Not all quadrilaterals are parallelograms. Trapezoids and kites are two non-parallelograms with special properties.

**Trapezoid: **Quadrilateral with exactly one pair of parallel sides.

**Isosceles Trapezoid:**** **A trapezoid where the non-parallel sides are congruent.

**Midsegment: **A line segment that connects the midpoints of the non-parallel sides of a trapezoid.

**Kite: **Quadrilateral with two sets of adjacent congruent sides.

The parallel sides of a **trapezoid **are called the bases, while the nonparallel sides are called the legs. A pair of angles that share the same base are called base angles. A trapezoid has two sets of base angles.

Think of an isosceles trapezoid as an isosceles triangle with the top cut off. As result, many of the theorems that describe isosceles triangles have corresponding theorems for trapezlids. The properties of isosceles trapezoids are defined by the following theorems:

*Theorem: *Both pairs of base angles of an isosceles trapezoid are congruent.
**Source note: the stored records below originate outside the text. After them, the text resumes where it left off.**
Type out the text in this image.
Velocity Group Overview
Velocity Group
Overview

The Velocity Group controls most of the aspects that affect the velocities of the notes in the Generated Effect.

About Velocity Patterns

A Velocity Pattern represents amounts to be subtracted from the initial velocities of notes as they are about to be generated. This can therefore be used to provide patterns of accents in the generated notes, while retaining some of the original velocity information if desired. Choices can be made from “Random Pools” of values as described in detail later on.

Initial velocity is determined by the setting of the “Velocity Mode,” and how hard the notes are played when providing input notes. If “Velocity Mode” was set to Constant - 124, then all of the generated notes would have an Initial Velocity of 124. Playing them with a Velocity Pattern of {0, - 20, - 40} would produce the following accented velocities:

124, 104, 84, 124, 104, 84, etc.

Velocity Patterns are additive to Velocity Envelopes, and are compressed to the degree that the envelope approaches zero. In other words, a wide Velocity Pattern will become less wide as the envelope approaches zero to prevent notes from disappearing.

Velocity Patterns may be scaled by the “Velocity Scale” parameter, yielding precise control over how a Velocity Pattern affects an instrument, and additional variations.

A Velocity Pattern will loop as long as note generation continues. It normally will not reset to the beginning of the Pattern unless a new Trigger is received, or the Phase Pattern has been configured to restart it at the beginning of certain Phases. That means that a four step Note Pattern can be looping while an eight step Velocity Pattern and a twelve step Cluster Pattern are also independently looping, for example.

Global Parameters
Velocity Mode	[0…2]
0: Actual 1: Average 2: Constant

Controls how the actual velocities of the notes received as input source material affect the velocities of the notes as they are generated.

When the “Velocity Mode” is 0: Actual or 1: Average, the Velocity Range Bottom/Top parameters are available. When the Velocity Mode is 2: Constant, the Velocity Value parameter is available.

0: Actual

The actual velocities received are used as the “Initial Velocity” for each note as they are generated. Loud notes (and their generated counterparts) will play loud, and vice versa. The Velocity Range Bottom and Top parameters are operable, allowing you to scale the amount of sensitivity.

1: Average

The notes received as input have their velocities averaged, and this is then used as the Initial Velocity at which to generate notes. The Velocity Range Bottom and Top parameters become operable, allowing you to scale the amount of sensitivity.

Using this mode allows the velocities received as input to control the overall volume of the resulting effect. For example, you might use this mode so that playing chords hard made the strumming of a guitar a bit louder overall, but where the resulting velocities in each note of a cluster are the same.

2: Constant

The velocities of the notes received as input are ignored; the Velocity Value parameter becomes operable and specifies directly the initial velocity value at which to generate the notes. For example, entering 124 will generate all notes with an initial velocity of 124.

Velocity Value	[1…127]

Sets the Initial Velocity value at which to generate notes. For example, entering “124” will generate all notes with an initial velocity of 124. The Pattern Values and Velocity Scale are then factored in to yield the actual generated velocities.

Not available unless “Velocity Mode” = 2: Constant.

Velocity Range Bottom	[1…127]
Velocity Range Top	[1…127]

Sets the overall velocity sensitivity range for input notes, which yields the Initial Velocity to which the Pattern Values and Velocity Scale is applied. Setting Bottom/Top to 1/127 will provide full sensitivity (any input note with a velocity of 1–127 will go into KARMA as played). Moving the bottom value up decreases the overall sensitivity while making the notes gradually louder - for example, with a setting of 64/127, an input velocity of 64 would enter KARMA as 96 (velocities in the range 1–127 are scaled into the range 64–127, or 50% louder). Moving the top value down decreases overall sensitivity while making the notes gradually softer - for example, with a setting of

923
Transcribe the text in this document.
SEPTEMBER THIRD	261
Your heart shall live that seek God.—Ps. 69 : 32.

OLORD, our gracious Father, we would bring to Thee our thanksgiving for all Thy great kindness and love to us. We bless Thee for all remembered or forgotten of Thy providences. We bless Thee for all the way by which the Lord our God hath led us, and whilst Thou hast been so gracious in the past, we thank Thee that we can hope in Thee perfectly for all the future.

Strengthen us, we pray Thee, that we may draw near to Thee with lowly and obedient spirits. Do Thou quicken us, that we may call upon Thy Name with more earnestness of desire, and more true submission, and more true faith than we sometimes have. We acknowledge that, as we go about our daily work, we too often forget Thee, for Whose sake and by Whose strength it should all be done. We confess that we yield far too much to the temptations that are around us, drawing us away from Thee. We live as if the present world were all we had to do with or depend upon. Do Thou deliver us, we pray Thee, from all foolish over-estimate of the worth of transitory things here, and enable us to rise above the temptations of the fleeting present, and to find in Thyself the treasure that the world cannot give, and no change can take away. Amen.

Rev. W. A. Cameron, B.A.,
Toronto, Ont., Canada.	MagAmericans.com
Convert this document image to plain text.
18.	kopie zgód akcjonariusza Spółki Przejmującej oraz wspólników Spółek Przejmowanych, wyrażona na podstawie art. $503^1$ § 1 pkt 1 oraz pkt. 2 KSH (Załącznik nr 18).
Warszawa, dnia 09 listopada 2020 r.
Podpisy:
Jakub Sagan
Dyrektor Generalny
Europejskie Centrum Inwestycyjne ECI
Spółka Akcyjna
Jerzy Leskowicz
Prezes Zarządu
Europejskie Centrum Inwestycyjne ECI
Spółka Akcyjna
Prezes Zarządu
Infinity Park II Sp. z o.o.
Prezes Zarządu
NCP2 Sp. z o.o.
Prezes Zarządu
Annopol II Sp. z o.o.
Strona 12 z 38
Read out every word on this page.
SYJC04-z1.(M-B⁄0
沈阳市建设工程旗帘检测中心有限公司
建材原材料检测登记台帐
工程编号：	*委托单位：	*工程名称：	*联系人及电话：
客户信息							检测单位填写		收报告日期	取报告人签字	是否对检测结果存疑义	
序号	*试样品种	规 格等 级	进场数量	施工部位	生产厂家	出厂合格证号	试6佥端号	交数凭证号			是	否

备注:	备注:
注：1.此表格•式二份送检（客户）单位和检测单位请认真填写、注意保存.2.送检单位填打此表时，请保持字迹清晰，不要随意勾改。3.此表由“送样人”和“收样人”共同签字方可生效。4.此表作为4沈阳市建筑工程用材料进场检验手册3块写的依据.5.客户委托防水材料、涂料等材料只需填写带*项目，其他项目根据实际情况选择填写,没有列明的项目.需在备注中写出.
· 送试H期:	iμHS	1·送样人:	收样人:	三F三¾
- The converse can also be used: If a trapezoid has congruent base angles, then it is an isosceles trapezoid.

*Theorem:* The diagonals of an isosceles trapezoid are congruent.

The **midsegment **is parallel to the bases and is located halfway between them.

*Theorem:* The length of the midsegment of a trapezoid is the average of the lengths of the bases.

- If \( \overline{EF}\) is the midsegment of trapezoid ABCD, then \( \overline{EF} || \overline{AB},\overline{EF} || \overline{DC}, \text{ and } EF = \frac{1}{2}(AB + DC)\)

A **kite **has two sets of adjacent, distinct congruent sides. Rhombuses and squares are not kites! Kites are also the only quadrilaterals that can be concave. A concave kite (the rightmost kite in the diagram below) is called a dart.

When working with kites, think of the traditional kites that are own in the air.

The angles between the congruent sides are called vertex angles. The other angles are non-vertex angles.

*Theorem: *The non-vertex angles of a kite are congruent.

*Theorem: *The diagonal through the vertex angles is the angle bisector for both angles.

*Kite Diagonals Theorem:* The diagonals of a kite are perpendicular.

- If KITE is a kite, then \(\overline{KT} \perp \overline{EI}\)